British artist Avis Newman’s drawings and large unstretched canvases document her contemplative and intuitive investigation of the subconscious. Her works are inspired by Freudian dream theory, and are reminiscent of the Lascaux Cave Paintings.
Newman’s drawings address the private events of her daily life, and the subconscious reactions that they trigger. These reactions become subjects in Newman’s drawings which split and fuse her identity and desires. In Newman’s The Day’s Residues (1981-82), she employs Sigmund Freud’s term for the seemingly small events which become released and enlarged in our dreams. Freud identified this act of enlargement as subconscious desire rising to dominate our sleeping unconscious minds. These drawings are evidence of Newman’s effort to expose and understand subconscious desire, within herself and within all those who encounter her work.
Lassitudes before words and the related works investigate subconscious desire and expression in large unstretched canvases. When installed, these canvass are peripherally enveloping, placing the viewer within the work and the work within the viewer both physically and perceptually. Their size demands that they be seen from a distance yet their details require close inspection. Thus the roles and the distances that artist as communicator and viewer as receiver traditionally maintain are challenged int hese drawings by involving the viewer in their interpretive “completion.” The drawings are not “finished” until they are percieved and experienced. Thus viewer, image, and artist become merged in a reciprocal exchange of recognition and interpretation, discovery and loss.

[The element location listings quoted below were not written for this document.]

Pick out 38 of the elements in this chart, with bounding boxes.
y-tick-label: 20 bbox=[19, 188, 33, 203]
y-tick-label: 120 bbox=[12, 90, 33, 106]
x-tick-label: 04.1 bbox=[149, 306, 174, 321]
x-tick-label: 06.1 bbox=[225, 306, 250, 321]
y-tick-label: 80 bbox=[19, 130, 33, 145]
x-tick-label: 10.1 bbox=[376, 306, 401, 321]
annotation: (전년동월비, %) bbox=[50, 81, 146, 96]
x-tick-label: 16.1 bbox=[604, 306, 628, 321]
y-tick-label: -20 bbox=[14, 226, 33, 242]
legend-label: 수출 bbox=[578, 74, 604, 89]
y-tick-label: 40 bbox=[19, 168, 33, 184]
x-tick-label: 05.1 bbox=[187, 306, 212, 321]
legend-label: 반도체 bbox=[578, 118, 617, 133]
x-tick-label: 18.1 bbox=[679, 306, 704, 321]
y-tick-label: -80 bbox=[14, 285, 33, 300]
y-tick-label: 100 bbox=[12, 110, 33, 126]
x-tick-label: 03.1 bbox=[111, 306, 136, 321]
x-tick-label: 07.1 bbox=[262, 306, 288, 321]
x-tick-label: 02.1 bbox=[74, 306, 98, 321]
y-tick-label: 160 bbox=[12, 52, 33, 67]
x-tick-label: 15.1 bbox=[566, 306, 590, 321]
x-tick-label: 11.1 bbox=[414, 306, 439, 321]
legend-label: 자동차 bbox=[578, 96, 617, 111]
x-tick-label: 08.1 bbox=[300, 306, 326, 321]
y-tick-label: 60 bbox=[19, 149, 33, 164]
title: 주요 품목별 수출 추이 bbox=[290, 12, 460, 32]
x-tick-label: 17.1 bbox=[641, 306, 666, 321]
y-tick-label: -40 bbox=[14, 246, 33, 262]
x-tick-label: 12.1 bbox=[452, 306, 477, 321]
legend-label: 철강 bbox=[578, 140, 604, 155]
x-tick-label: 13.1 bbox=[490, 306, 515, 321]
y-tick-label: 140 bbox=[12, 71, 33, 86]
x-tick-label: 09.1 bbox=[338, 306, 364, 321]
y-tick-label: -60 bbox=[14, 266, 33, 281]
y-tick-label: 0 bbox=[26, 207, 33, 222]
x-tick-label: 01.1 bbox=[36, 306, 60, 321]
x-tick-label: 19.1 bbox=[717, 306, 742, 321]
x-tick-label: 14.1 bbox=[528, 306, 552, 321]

Newman’s drawings are contemplative and hesitant, spontaneous and agitated, and are rooted in the conscious acknowledgement of subconscious activity. The transformative results are drawings strewn with her daily expositions: ambient tonal fields, angular forms, and constrained, evocative scratchings. By delving into the subconscious Newman surrenders her csoncious self—her declarative identity is lost in her painterly inquisition.
Minutely rendered lizards and female torsos appear in these works in varying stages of recognition, heightening their symbolic interaction. Newman’s lines meander from lizard to torso, transitioning in the process through states of one or the other, to neither, to both. This act of creation and dissolution references the many polarities with which Newman is concerned: consciousness and unconsciousness; self and other; recognition and ambiguity; death and rebirth. Thus Newman’s initially personal dialogue takes on universal significance. The complex interactions within the world and within ourselves are intuitively and intellectually brought forth in these gritty, provocative, ambitious canvases.